After your decorations are in place fill your aquarium with water to about 90% capacity and place your power filter in the center back of the fish tank. Having it in the center will provide the best performance and circulation. Also, now would be the time to add the heater. Turn the dial to the desired temperature (76 – 78 degrees Fahrenheit) place it and angle it to your preference but be sure it is submerged underwater. Test out the filter and make sure it runs correctly. Once the filter begins to work continue filling the water until the fish tank is filled. Then turn on the heater and set up the light fixture.

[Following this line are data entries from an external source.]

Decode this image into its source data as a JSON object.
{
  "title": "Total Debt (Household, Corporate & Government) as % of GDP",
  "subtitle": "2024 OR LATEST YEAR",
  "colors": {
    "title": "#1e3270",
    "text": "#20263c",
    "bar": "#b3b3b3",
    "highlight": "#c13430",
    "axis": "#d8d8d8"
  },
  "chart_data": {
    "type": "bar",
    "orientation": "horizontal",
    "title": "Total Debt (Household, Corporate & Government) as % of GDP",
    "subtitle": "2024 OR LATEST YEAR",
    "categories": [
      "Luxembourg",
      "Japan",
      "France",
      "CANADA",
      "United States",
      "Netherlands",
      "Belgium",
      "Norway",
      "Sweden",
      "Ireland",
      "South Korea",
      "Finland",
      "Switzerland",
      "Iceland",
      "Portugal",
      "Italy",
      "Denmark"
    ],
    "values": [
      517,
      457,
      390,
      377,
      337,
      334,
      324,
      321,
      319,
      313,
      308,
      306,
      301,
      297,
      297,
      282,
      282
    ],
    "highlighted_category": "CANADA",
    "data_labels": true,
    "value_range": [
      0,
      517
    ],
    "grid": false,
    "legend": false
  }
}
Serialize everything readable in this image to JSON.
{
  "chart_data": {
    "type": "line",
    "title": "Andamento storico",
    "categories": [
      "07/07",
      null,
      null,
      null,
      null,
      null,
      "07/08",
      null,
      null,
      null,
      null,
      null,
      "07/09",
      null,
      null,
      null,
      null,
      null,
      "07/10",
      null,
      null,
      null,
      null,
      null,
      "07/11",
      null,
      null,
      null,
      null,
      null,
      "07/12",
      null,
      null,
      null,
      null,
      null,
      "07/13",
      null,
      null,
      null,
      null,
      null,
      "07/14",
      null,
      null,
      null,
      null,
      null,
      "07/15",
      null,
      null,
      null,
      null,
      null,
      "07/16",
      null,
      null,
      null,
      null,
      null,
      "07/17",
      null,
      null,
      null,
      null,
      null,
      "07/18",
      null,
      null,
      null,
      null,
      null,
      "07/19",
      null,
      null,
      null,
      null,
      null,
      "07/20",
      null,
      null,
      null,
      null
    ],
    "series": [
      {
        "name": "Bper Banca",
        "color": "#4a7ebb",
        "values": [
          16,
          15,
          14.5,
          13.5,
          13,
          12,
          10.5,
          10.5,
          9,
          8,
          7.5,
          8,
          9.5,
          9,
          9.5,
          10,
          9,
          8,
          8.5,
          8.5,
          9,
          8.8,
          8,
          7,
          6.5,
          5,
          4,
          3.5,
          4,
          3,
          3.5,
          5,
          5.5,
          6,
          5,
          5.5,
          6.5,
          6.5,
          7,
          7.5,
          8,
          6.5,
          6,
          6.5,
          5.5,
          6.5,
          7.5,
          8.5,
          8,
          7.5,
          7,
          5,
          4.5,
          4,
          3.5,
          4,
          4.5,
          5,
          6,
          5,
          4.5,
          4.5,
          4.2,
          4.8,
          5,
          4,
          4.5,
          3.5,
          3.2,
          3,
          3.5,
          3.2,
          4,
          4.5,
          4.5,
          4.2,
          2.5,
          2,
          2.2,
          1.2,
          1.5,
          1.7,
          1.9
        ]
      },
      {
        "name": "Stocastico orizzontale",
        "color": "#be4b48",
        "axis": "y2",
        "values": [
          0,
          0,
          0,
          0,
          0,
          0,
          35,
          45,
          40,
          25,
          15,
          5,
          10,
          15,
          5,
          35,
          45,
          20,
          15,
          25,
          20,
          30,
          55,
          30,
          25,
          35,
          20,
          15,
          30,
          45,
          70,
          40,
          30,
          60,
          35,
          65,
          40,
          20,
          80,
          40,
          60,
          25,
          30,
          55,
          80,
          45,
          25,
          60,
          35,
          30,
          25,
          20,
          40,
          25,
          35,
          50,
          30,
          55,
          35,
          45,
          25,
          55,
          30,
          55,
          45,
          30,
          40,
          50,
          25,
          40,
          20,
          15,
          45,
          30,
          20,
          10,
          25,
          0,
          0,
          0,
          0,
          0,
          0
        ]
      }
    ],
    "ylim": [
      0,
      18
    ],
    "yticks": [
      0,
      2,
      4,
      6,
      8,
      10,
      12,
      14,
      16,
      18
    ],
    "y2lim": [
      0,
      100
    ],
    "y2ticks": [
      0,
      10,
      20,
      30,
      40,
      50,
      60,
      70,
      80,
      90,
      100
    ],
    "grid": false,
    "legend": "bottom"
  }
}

I normally recommend allowing the aquarium to run for at least 24 hours. I do this to make sure all of the equipment is running properly and also just to make sure there are no leaks in the aquarium. I would add API Quick Start to your aquarium. This contains nitrifying bacteria that will be necessary for your new aquarium. It will hopefully speed up the nitrogen cycle and will make your aquarium safer for new arrivals.

Final Thoughts

API Quick Start should help you get through your Nitrogen Cycle quickly. I would recommend looking into the Nitrogen Cycle before beginning any sort of aquarium setup. You are working with live animals, so it is important to conduct the proper research before deciding whether to keep them in your home. Unfortunately, many people forget that.

Lastly, look into adding some snails and/or shrimp to add a clean-up crew after your Nitrogen Cycle has completed. They’re great at eating algae and uneaten food! Otherwise, I hope this guide helps with setting up a brand-new GloFish aquarium!